Bu hipotezi güçlendirmek ve kanıtlamaya yönelmek üzere bilimsel yöntemle birçok deney yapılmıştır.

Amerika’da yapılmış olan bir deneyde, aynı türden birçok fare kullanılmış. Genelde birbirlerine benzer ama geometrik ayrıntıları bakımından da hepsi birbirinden farklı birkaç lâbirent hazırlanmış, fareler bir süre aç bırakılmış. Böylece kokusunu alacakları bir yiyeceğe bir an önce ulaşmaya eğilimli olmaları sağlanmış. Sonra içlerinden biri lâbirentlerden birinin belirli bir noktasına bırakılmış, bir diğer noktaya da farenin bulması gereken yiyecek konmuş. Lâbirentte dolaşarak doğru yolu arayan fare, bir süre sonra yiyeceğe ulaşmış.

Aynı deney, yine aç bırakılan aynı fare ile bir kez daha yapıldığında, yiyeceği bulma süresi kısalmış. Üst üste yinelendiğinde süre daha da kısalmış. Belli ki fare artık lâbirenti ezberlemiş. Ancak sonraları yiyeceği bulmak belli bir süreye bağlı kalmış.

Bu deneyden çıkan sonuç şöyle: “Fare doğru yolu öğreniyor ama bu yolu kullanması için geçen süre belli bir değerin altına düşmüyor.”

Bambaşka bir lâbirent alınmış ve aynı deney yinelenmiş. Benzer sonuç elde edilmiş. Ancak bu kez farenin her arayışının süresi öncekine oranla kısalmış. Bir sonraki değişik lâbirentte süre gene kısalma göstermiş. Üstelik lâbirentin giderek daha karmaşık oluşu olayın sonucunu etkilememiş.

Deneyin bu ikinci aşamasından da özetle şöyle bir sonuç çıkarılmış: “Fare yalnızca doğru yolu bulmayı değil, nasıl bulması gerektiğini de öğreniyor.”
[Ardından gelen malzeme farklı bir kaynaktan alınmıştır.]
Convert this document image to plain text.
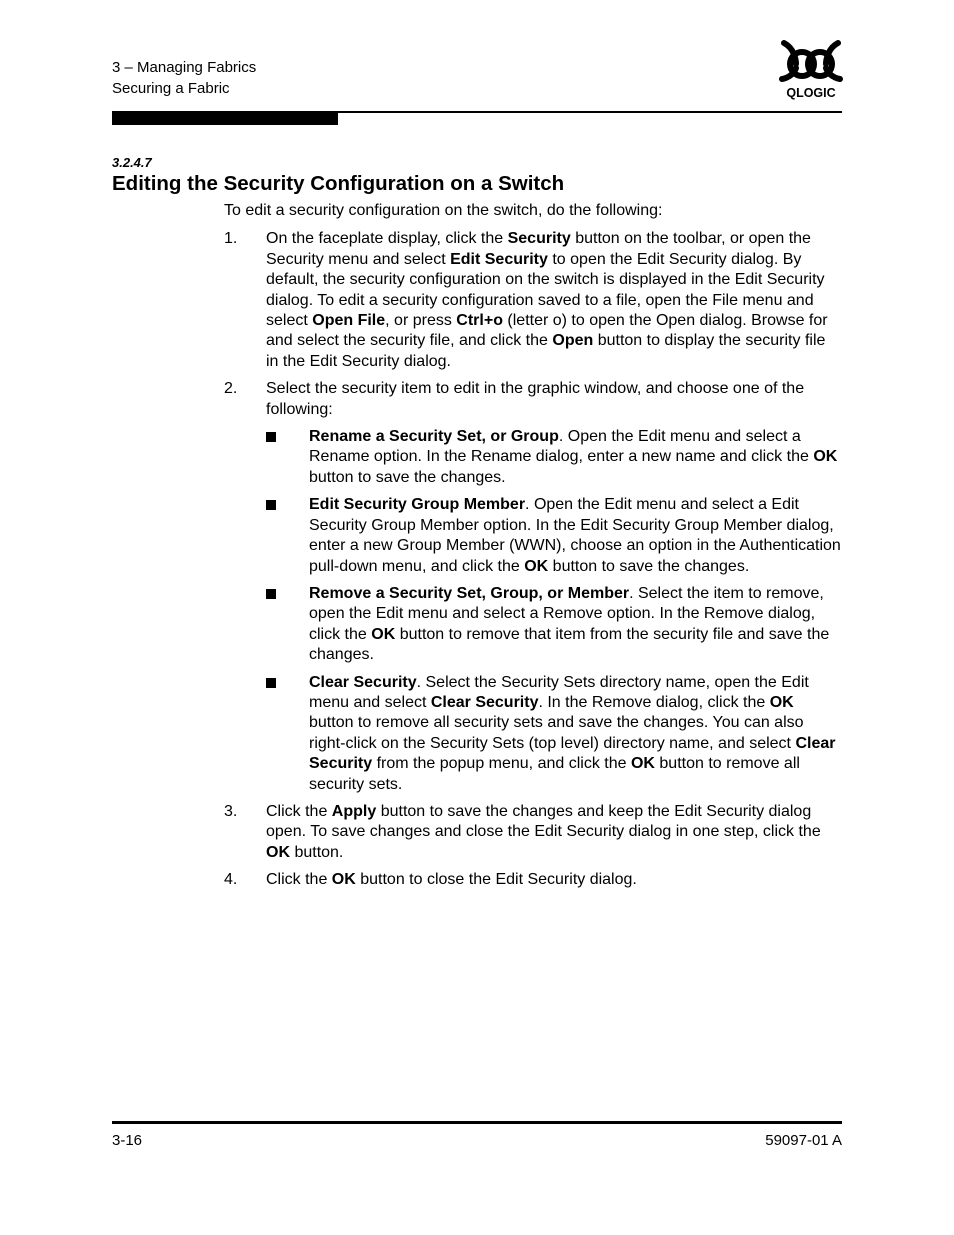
3 – Managing Fabrics
Securing a Fabric	QLOGIC
3.2.4.7
Editing the Security Configuration on a Switch

To edit a security configuration on the switch, do the following:

1. On the faceplate display, click the Security button on the toolbar, or open the Security menu and select Edit Security to open the Edit Security dialog. By default, the security configuration on the switch is displayed in the Edit Security dialog. To edit a security configuration saved to a file, open the File menu and select Open File, or press Ctrl+o (letter o) to open the Open dialog. Browse for and select the security file, and click the Open button to display the security file in the Edit Security dialog.
2. Select the security item to edit in the graphic window, and choose one of the following:
Rename a Security Set, or Group. Open the Edit menu and select a Rename option. In the Rename dialog, enter a new name and click the OK button to save the changes.
Edit Security Group Member. Open the Edit menu and select a Edit Security Group Member option. In the Edit Security Group Member dialog, enter a new Group Member (WWN), choose an option in the Authentication pull-down menu, and click the OK button to save the changes.
Remove a Security Set, Group, or Member. Select the item to remove, open the Edit menu and select a Remove option. In the Remove dialog, click the OK button to remove that item from the security file and save the changes.
Clear Security. Select the Security Sets directory name, open the Edit menu and select Clear Security. In the Remove dialog, click the OK button to remove all security sets and save the changes. You can also right-click on the Security Sets (top level) directory name, and select Clear Security from the popup menu, and click the OK button to remove all security sets.
3. Click the Apply button to save the changes and keep the Edit Security dialog open. To save changes and close the Edit Security dialog in one step, click the OK button.
4. Click the OK button to close the Edit Security dialog.
3-16	59097-01 A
Bu deneyde kullanılan farelerden biri lâbirentteki yolu iyice öğrendikten sonra, aynı lâbirente bir başka aç fare konmuş. Bu yeni fare lâbirent deneyine ilk kez sokuluyormuş. Yeni farenin, artık yiyeceği bulmakta ustalaşmış olan fare gibi aynı deneyim aşamalarından geçmesi bekleniyormuş ama hiç de öyle olmamış. Yeni fare, bu lâbirentte deneyim elde etmiş farenin yiyeceğe varmasına pek yakın bir süre içinde başarıya ulaşmış.

Aynı deney başka farelerle, başka biçimlerde düzenlenmiş lâbirentlerle de yapılmış. Başarının giderek arttığı görülmüş. Lâbirentler yeni fareler için bir “sır” olmaktan çıkmış.

Şaşkınlık içinde şöyle bir sonuca varılmış: “Fareler arasında bir iletişim var... Öğrendiklerini hemen hemcinslerine aktarıyorlar.”

Bu deneyde kullanılan farelerin hepsi aynı kafeste tutuluyormuş. Edindikleri bilgiyi aralarında konuşarak birbirlerine ilettikleri kuşkusu doğmuş.

Bunun üzerine, aynı deneyler en baştan ve bu kez apayrı kafeslerde tutulan fareler kullanılarak yapılmış. Sonuç değişmemiş.

Bunun üzerine şu yargıya varılmış: “Farelerin, aralarında iletişim kurmak için bir arada olmaları, birbirlerini görmeleri gerekmiyor.”

Daha ileri gidilmiş... Yepyeni bir lâbirent hazırlanarak tüm deneyin ilk bölümü Amerika’daki bir laboratuarda yapılmış. Hemen sonra, aynı lâbirent ile Avustralya’da yapılan deneyin sonucu akıllara durgunluk vermiş. Amerika’daki bir fare yolu öğrenir öğrenmez, Avustralya’daki fareler de onun kadar olmasa bile ona pek yakın bir yetkinlikte yolu öğreniveriyorlarmış.

Buna benzer daha birçok deney yapılmış Hepsinden benzer sonuçlar elde edilmiş. Varılan yargı şöyle: “Farelerin arasındaki iletişim uzaklıktan da etkilenmiyor.”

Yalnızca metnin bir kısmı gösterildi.